A day ahead of its merger with the Indian arm of Singapore-based DBS Bank, the debt-ridden Lakshmi Vilas Bank (LVB) on Thursday has written off bonds worth Rs 318.20 crore as per the existing provisions. As per the effective date of merger notified by the Reserve Bank of India (RBI) on Wednesday, LVB will lose its identity on Friday as it amalgamates with DBS Bank India Ltd.
The RBI, vide their letter on Thursday, has advised the need to fully write down the Series VIII, Series IX and Series X Basel-III complaint tier-2 bonds before the amalgamation comes into effect from the appointed date (November 27), LVB said in one of its last communications to stock exchanges.
“If the relevant authorities decide to reconstitute the bank or amalgamate the bank with any other bank under the Section 45 of the Banking Regulation Act, such a bank shall be deemed as non-viable and both the pre-specified trigger and the trigger at the point of the point of non-viability for write-down of bonds shall be activated.

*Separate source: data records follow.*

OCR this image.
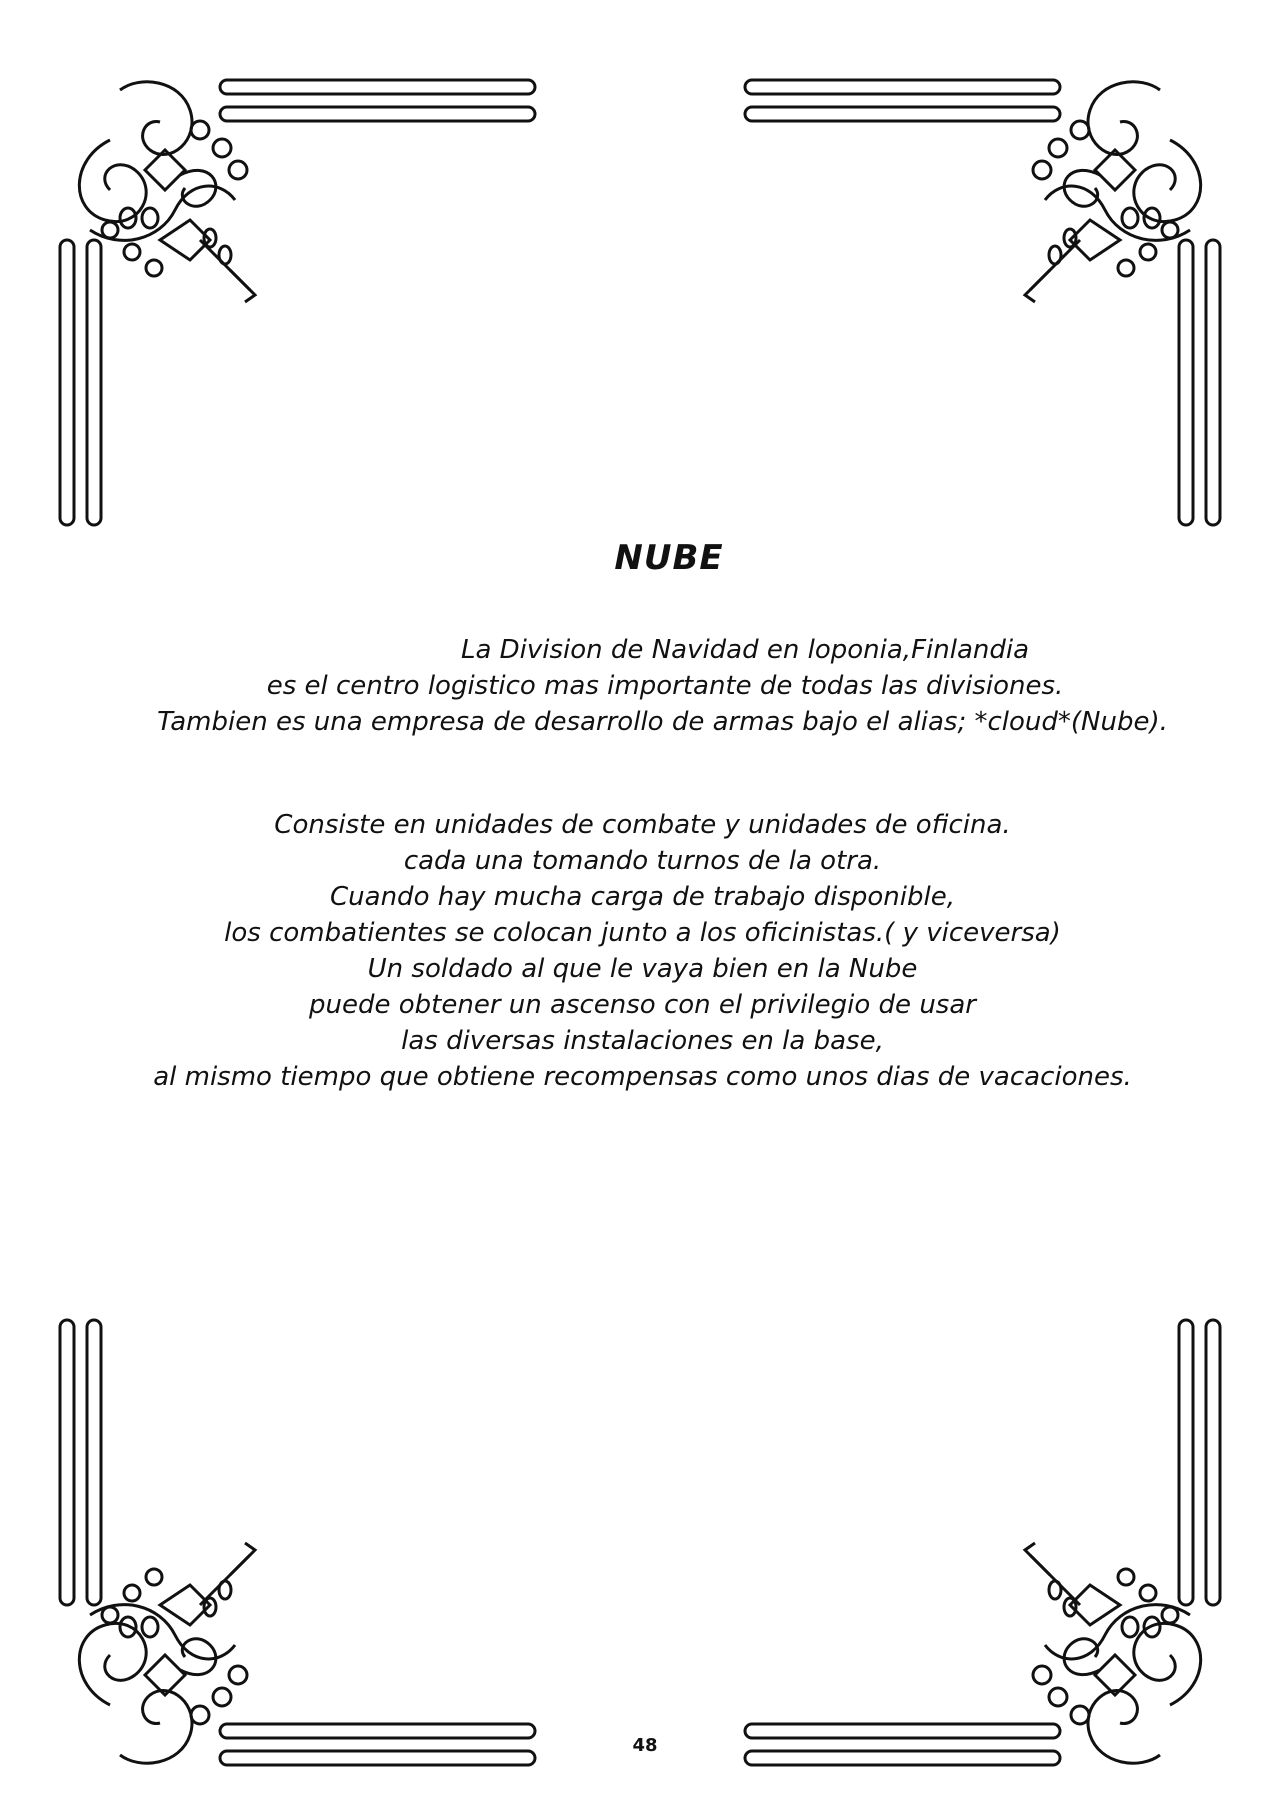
NUBE

La Division de Navidad en loponia,Finlandia

es el centro logistico mas importante de todas las divisiones.

Tambien es una empresa de desarrollo de armas bajo el alias; *cloud*(Nube).

Consiste en unidades de combate y unidades de oficina.

cada una tomando turnos de la otra.

Cuando hay mucha carga de trabajo disponible,

los combatientes se colocan junto a los oficinistas.( y viceversa)

Un soldado al que le vaya bien en la Nube

puede obtener un ascenso con el privilegio de usar

las diversas instalaciones en la base,

al mismo tiempo que obtiene recompensas como unos dias de vacaciones.

48
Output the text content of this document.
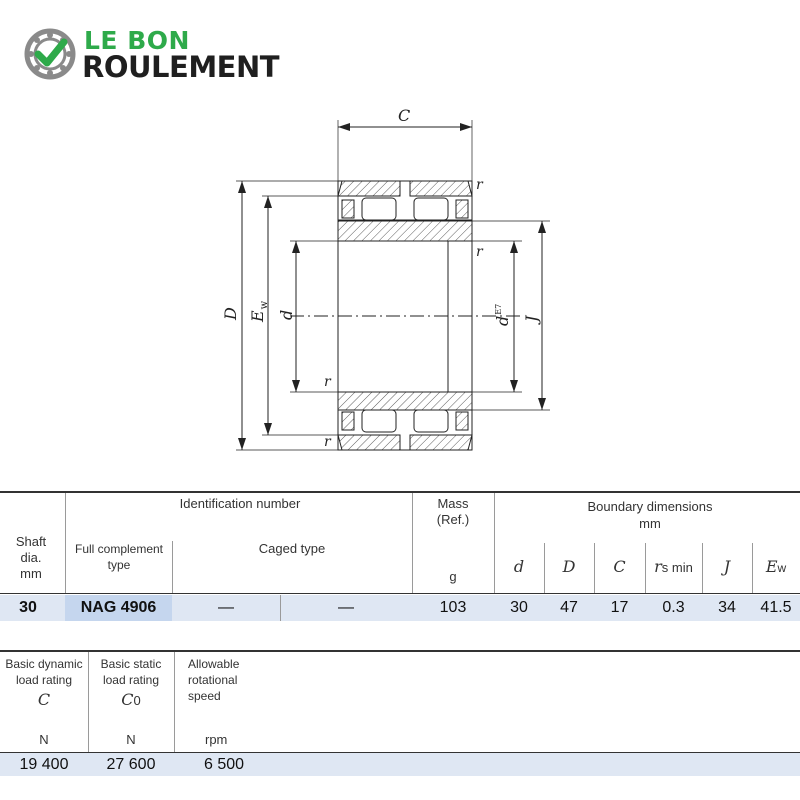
LE BON
ROULEMENT
C
D $E_w$
d
$d^{E7}$
J
r
r
r
r
Shaft dia.
mm
Identification number
Full complement type
Caged type
Mass (Ref.)
g
Boundary dimensions
mm
d	D	C	rs min	J	Ew
30	NAG 4906	—	—	103	30	47	17	0.3	34	41.5
Basic dynamic load rating
C
Basic static load rating
C0
Allowable rotational speed
N	N	rpm
19 400	27 600	6 500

With non-performing assets (NPAs) soaring, the bank was put under the prompt corrective action framework of the Reserve Bank of India (RBI) in September 2019.
LVB is the second private sector bank after Yes Bank that has run into rough weather this year.
In March, capital-starved Yes Bank was placed under a moratorium. The government rescued Yes Bank by asking State Bank of India (SBI) to infuse Rs 7,250 crore and take 45 per cent stake in the lender.